Health system improvement related to family planning programs must be prioritized. Some specific actions must be done. First, the government must strengthen the quality and equitable distribution of the supply side for the family planning program, especially in the rural and eastern areas of Indonesia. Second, strengthening of the role and coordination among multiple agencies in the family planning program must be implemented. Third, improving regulations is needed related to family planning programs in the JKN, for example, increasing of non-capitation tariff for IUD and sterilization; providing of IUD service in hospital; and encouraging of family planning after post-partum. Some studies had also suggested increasing family planning among postpartum women [47,48]. Besides improving the health system, the shift of values in the Indonesian society that encourages acceptance of family planning must be evaluated.

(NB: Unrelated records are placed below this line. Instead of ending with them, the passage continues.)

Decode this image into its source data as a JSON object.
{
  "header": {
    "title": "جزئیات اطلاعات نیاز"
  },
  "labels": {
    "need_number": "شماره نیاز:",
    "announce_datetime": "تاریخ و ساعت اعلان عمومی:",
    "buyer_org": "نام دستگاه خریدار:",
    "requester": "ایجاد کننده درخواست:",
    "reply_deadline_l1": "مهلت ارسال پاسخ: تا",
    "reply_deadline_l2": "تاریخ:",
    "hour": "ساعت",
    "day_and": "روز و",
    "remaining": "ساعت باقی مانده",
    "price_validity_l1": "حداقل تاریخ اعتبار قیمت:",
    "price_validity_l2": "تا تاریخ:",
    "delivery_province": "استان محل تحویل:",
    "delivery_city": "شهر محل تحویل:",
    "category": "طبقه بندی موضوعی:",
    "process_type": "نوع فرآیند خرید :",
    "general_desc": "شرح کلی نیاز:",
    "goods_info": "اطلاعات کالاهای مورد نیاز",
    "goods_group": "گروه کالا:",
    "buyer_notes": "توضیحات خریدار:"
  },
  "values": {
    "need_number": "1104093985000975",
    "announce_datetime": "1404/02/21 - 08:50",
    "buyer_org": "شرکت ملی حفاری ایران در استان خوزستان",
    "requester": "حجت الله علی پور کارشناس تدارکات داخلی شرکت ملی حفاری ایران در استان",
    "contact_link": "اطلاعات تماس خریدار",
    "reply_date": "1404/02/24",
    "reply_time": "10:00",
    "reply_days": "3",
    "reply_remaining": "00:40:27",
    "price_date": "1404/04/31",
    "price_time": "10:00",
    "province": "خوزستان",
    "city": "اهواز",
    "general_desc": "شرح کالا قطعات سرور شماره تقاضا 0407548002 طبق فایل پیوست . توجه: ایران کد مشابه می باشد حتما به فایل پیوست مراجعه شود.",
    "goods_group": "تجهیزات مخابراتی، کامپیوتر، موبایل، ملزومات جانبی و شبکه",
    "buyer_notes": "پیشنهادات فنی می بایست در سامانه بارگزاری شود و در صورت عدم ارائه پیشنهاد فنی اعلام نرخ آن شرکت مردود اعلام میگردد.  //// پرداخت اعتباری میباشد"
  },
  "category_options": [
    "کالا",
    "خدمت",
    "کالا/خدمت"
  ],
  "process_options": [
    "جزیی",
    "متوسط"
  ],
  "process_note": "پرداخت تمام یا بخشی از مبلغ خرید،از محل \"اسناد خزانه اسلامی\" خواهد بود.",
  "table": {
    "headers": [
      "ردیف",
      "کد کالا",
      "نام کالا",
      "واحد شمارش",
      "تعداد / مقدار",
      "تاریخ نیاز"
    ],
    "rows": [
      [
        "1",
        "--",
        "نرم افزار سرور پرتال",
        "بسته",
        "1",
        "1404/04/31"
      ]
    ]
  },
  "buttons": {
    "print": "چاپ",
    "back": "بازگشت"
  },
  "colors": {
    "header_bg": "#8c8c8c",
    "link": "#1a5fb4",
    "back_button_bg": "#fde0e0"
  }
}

The social approaches based on values and norms in the society are needed to increase contraceptive use, especially LACs use.
The married women between 15 and 49 years of age who are covered by National Health Insurance (NHI) must be ensured to get the optimal services of family planning. Therefore, the supply-side of family planning programs, ability to manage by multiple agencies in family planning programs and the regulations related to family planning in NHI must be properly prepared before and during the implementation of NHI. Every kind of health service that is included in the NHI package has a unique problem in its implementation. As a result, every health service must have appropriate regulations that are suitable to overcome the problem.